O deputado Jeferson Fernandes (PT) lembrou que “estamos há quatro dias de votar dois projetos que vão impactar a vida de todos os gaúchos e gaúchas. Na semana passada, fomos surpreendidos pela proposta de uma nova conformação das regionais de saneamento em 25 microbacias, conforme sugestão do deputado Gabriel Souza, que parecia em acordo com o governo. Agora ficamos ainda mais confusos. Hoje, estamos debatendo o quê? Vai ter um substitutivo aos projetos? Este projeto de regionalização precisa ter estudo técnico. Aliás, não sei se estamos debatendo os 307 municípios atendidos pela Corsan ou as 25 microbacias” lamentou. O parlamentar lembrou que Marco Regulatório do Saneamento não afirma que precisa privatizar a Companhia, “diz que tem de ter estudo de viabilidade financeira de cada unidade criada e que esta tem até 2023 para alcançar a meta, prorrogável até 2040. O governo está colocando a carroça na frente dos bois. Quer vender a empresa superavitária, que tem elementos para alcançar as metas do Marco Regulatório e não mostra estudo que prove o contrário”.

O líder da bancada, deputado Pepe Vargas (PT), disse esperar que o governo do Estado tenha bom senso e retire o regime de urgência para possibilitar o debate. Se não retirar, disse, satisfará outros interesses que não o público. “O governo quer que os municípios façam termos aditivos aos contratos que tem com a Corsan e estimula sem ouvir as Câmaras de Vereadores, o que é questionável inclusive do ponto de vista jurídico”. Segundo o parlamentar, vários prefeitos estão aguardando o que vai acontecer e há municípios que podem inclusive renunciar o contrato. “Os de maior porte, por exemplo, podem fazer eles mesmo o processo de privatização, que não através do estado. Como fica essa situação de municípios que tem dificuldade? É só ver o que aconteceu em processos semelhantes que aconteceram Brasil afora”, arguentou.

Em relação a regionalização, o deputado observou que governo mandou a proposta na última hora. Pepe lembrou que o presidente da AL apresentou uma proposta que também não resolve o problema. “Como é que fica o caso de municípios que participam de mais de uma bacia hidrográfica? Caxias tem 57% no taquari antas e 43% na Bacia do Cai”, exemplificou, questionando onde estão os estudos técnicos. “Teremos acesso a eles ou votaremos sem acesso a eles? Então espero que o governo retire o regime de urgência e o debate siga nas câmaras de vereadores”.
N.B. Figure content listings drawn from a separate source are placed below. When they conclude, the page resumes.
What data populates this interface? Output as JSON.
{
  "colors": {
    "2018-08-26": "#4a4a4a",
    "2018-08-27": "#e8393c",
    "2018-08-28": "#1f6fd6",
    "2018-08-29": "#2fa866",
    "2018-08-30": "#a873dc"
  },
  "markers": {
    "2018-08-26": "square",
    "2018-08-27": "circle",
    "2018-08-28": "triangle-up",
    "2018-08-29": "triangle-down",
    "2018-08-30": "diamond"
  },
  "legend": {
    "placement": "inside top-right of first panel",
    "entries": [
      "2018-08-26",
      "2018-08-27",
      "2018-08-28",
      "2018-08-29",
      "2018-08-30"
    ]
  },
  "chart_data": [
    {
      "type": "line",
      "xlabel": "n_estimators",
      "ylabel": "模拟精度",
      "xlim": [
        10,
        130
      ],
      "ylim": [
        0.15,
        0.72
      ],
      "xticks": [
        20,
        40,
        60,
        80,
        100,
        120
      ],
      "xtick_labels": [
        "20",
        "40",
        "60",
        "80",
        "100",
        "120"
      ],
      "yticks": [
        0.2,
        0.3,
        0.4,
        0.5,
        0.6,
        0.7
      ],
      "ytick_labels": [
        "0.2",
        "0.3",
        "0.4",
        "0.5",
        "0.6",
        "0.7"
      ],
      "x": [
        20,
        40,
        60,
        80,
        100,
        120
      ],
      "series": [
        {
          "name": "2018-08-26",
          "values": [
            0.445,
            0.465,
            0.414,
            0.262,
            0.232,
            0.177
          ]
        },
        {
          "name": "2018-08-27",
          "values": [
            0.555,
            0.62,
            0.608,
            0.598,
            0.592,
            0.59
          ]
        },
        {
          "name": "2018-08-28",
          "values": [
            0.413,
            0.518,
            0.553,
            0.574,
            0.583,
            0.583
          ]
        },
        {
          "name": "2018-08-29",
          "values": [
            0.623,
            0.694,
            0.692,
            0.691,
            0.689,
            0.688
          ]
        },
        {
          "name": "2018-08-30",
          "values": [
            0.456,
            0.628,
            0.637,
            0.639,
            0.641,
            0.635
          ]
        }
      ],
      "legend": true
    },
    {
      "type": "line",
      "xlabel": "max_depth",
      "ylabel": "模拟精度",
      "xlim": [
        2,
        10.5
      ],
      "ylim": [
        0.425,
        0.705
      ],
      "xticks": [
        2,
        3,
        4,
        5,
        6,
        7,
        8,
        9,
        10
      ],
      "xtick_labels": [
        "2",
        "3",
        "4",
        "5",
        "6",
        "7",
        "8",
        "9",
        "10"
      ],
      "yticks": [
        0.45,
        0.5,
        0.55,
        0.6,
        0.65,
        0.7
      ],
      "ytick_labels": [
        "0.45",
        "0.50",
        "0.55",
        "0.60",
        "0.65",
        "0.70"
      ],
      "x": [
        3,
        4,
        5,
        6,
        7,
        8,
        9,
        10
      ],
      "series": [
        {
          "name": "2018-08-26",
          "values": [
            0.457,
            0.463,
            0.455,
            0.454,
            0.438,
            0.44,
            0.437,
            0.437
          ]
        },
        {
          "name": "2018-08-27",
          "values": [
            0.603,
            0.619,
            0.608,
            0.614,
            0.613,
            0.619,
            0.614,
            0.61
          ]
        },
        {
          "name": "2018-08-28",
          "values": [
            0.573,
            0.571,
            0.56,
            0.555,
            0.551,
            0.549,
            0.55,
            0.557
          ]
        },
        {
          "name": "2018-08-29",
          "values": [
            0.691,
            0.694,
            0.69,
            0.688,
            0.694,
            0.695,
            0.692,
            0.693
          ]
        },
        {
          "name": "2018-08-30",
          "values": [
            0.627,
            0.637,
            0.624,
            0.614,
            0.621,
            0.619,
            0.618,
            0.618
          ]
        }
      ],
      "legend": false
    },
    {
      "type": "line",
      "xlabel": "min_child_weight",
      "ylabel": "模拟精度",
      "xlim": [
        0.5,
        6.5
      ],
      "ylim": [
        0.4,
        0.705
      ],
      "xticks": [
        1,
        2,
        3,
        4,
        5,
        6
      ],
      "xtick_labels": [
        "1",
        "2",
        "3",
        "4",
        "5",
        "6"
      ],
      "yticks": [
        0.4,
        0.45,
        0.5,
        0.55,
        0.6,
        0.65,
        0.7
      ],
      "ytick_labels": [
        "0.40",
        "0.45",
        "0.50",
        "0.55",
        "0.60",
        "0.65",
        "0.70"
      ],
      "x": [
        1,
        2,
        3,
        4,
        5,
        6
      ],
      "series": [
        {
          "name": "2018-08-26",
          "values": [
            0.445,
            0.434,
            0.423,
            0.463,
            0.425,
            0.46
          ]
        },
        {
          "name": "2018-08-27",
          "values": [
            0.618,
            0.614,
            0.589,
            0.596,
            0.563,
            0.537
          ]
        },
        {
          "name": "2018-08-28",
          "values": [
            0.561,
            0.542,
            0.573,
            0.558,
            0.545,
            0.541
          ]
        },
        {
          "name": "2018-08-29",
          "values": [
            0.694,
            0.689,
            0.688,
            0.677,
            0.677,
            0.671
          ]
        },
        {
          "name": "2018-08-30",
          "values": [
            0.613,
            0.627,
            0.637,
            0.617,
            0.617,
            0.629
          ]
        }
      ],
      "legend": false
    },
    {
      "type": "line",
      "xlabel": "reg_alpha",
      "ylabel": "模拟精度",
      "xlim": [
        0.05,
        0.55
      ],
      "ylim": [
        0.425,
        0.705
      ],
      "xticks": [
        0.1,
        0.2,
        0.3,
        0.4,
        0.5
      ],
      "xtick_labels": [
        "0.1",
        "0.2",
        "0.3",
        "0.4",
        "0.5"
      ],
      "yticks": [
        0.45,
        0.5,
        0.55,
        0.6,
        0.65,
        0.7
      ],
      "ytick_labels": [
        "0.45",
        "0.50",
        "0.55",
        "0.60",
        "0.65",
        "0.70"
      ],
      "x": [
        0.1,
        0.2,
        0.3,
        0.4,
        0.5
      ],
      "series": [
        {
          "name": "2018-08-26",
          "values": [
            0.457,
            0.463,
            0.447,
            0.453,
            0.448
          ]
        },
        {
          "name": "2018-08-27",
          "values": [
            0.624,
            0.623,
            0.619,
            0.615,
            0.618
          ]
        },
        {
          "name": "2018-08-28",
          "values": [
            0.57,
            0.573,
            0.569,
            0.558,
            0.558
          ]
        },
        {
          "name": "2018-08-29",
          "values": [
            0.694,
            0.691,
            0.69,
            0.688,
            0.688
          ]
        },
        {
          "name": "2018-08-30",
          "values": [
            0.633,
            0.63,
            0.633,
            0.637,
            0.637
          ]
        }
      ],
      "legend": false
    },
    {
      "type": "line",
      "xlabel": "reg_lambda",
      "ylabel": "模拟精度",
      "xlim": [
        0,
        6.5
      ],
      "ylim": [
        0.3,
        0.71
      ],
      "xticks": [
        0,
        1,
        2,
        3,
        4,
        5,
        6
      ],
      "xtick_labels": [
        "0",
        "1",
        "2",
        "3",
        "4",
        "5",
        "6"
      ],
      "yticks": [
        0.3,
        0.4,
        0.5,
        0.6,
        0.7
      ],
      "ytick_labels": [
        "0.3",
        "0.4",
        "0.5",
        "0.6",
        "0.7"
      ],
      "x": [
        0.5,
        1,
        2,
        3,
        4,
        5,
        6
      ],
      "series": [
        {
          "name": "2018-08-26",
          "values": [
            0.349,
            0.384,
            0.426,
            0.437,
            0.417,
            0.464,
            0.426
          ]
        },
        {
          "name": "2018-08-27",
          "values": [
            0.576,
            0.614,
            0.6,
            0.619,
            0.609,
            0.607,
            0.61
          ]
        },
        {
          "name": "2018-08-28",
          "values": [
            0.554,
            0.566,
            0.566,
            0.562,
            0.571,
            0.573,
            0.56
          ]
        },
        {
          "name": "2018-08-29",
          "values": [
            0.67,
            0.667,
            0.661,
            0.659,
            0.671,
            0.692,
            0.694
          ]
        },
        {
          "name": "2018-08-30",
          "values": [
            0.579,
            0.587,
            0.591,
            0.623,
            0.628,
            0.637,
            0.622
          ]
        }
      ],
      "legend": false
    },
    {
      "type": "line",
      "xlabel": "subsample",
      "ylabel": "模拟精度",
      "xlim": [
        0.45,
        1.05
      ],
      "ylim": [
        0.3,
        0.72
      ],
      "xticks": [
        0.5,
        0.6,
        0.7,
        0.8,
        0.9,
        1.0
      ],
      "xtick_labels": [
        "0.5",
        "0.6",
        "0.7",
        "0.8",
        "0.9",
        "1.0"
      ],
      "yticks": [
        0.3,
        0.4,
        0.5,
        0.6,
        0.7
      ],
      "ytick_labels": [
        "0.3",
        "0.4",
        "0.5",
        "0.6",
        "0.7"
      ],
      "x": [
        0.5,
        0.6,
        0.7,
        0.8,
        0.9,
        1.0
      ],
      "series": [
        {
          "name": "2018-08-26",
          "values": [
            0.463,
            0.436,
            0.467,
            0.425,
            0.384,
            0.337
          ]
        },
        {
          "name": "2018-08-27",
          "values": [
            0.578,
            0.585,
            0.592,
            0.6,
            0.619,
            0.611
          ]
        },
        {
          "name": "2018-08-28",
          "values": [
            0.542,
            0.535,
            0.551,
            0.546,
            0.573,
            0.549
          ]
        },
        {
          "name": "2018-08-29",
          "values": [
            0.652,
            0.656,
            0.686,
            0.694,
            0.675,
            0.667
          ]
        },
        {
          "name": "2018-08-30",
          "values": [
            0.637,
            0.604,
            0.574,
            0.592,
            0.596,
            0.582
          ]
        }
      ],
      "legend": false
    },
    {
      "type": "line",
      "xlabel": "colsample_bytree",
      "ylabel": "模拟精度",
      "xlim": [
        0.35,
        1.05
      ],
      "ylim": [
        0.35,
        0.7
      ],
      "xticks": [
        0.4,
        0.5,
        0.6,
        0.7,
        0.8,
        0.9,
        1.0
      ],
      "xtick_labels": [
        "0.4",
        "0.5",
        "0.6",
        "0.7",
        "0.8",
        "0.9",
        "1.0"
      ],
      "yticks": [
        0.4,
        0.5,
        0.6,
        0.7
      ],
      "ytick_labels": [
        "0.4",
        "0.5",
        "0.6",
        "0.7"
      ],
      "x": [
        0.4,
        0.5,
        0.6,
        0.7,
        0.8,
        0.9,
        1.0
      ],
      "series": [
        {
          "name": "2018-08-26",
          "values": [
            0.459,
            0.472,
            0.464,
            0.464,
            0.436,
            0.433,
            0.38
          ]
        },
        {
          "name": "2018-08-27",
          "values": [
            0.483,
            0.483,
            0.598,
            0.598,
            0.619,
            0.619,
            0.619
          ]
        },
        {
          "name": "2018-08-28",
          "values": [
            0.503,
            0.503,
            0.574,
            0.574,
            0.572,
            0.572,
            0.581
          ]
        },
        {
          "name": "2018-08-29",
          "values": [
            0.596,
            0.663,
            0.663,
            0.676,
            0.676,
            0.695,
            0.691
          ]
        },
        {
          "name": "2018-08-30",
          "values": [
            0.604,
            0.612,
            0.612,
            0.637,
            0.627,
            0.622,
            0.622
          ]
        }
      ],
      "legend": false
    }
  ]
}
Já, o vice-líder da bancada, deputado Luiz Fernando Mainardi (PT) pediu mais prazo para esclarecimentos por parte do governo. “É uma estratégia do governo não se expor, mas a história vai cobrar fortemente. A Constituição, no capítulo dos direitos políticos fundamentais, diz que a soberania popular se faz pelo voto, pelo plebiscito. Eu fico pensando, quando fizeram a Constituição em que momento queriam ouvir o povo? A gente pode viver sem luz, mas sem água ninguém vive. É complexo o tema sim, mas isso não significa que não deve ser debatido. Estão dizendo que a Corsan é má gerenciada, então por que não debater?” questionou. Mainardi fez um apelo para que o governo dialogue com os prefeitos e vereadores para saber o que vai acontecer. “Retire a urgência, vamos debater melhor, entender esse projeto e garantir que a sociedade, os prefeitos e os vereadores avaliem qual a melhor decisão e se esse for o melhor caminho, bem então a gente ao menos sabe o que vai acontecer”.

O que diz o governo

Roberto Correa Bartuti, Diretor-Presidente da Corsan: o que está em jogo é que o RS tem apenas 17% do esgoto tratado e a necessidade de aprimorar a segurança hídrica. O poder concedente é o município e cabe a ele resolver a questão por ser titular do serviço e a Corsan corresponsável por ser concedente. A Corsan contratou consultoria especializada para que pudesse ter certeza do encaminhamento do melhor plano possível, nos temas como o regulatório, avaliação CAPEX, revisão organizacional, modelagem econômica, avaliação dos administradores, benefício previdenciário, passivo trabalhista, produtividade e geração de valor. É necessário um choque de eficiência para atender aos requisitos do Novo Marco Regulatório. A proposta passa pela assinatura de aditivos que prevê o novo Marco, além da criação de unidades regionais. A privatização se dará por meio de uma oferta pública de ações na ordem de R$ 1 bilhão, com isso o Estado deixará de ter 99,99% da companhia para ter menos de 50%, pode-se dizer que em torno de 30% ficaria com o Estado.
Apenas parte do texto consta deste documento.